My professor asked this question
Why is the hypothesis test correct
$H_0: \mu_1=\mu_2=\mu_3$
$H_a:$ at least one different
And these hypothesis wrong
$H_0: \mu_1=\mu_2$
$H_0: \mu_2=\mu_3$,
$H_0: \mu_1=\mu_3$
So basically why cant we say that if we reject 2, 3, and 4 than why cant we reject 1 or if we reject 2, 3, or 4 than we can reject 1? He basically wants to know why we must use the first hypothesis test and not the last three?
Say you use a test under which you have a $5\%$ chance of rejecting $\mu_1=\mu_2$ given that that null hypothesis is actually true, and you also have a $5\%$ chance of rejecting $\mu_2=\mu_3$, given that that is true, and you have a $5\%$ chance of rejecting $\mu_2=\mu_3$ given that that is true. What, then, is the probability that you reject at least one of those, given that all three are true? That's harder to figure out because of the nature of the dependence among the tests. I'm not sure what the answer is without working out the details, but I know it's more than $5\%$. If you want to limit your probability of type I error to $5\%$ when testing $\mu_1=\mu_2=\mu_3$, you can't do it by treating those three hypotheses separately and testing at the $5\%$ level each time. Possibly that was the professor's concern. (But I'd have to know more than you've said in your question to be sure of that.)

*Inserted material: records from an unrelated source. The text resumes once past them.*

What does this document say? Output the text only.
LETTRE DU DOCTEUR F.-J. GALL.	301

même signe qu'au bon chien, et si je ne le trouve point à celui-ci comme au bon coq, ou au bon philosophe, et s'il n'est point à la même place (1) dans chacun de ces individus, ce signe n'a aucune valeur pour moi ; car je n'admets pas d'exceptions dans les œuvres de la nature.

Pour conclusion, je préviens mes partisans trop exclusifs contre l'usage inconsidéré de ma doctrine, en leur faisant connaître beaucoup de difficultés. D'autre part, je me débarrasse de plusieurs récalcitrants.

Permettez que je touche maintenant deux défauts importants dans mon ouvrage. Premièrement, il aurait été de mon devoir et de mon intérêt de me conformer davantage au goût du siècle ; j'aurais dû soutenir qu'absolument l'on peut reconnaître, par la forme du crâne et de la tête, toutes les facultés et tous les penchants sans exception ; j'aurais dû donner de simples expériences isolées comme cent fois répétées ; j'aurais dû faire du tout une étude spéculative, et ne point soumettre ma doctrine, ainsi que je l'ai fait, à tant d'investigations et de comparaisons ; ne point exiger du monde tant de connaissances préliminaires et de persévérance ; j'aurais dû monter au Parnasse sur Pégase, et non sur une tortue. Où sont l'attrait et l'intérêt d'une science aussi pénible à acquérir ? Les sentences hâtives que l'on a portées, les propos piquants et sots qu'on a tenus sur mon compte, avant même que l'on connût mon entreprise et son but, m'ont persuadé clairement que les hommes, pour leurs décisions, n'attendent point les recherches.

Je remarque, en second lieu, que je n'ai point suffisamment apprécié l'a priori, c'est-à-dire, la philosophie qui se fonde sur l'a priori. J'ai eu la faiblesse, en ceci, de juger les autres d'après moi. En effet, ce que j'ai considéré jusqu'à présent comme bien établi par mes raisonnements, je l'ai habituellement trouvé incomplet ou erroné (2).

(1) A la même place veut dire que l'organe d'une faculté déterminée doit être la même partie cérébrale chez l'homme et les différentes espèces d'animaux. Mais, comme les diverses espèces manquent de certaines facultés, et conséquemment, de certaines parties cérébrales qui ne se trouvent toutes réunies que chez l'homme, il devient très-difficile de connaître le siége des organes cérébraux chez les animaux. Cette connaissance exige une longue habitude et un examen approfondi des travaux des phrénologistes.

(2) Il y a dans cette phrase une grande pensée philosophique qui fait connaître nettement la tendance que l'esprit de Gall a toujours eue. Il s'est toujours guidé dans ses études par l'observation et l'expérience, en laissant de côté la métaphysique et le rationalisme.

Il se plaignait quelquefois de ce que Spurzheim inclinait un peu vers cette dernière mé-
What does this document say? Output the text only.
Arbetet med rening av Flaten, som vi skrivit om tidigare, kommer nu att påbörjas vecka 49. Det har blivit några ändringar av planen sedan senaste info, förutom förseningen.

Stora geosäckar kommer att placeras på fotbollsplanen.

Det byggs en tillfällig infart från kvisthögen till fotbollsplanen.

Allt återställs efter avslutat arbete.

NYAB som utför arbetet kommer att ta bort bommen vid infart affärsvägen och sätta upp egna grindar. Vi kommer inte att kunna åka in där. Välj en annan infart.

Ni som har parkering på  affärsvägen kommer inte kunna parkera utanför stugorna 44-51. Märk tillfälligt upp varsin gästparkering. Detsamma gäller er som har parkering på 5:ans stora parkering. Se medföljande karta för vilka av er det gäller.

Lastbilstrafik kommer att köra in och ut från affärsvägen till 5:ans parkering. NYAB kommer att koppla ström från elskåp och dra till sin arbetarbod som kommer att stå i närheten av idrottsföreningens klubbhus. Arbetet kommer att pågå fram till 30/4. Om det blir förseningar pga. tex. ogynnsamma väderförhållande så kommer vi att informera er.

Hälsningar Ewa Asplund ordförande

The first case, you are asking whether the data leads to values of $\mu_1,\mu_2,\mu_3$ too far from the line $x=y=z$. In the second case, you are asking are they too far from the three planes $x=y,y=z$ and $x=z$. The '95% level' will be different shapes in the two cases, so you might accept the hypothesis in one case and reject it in the other. If the data is extreme, both will be rejected, but we are interested in borderline cases.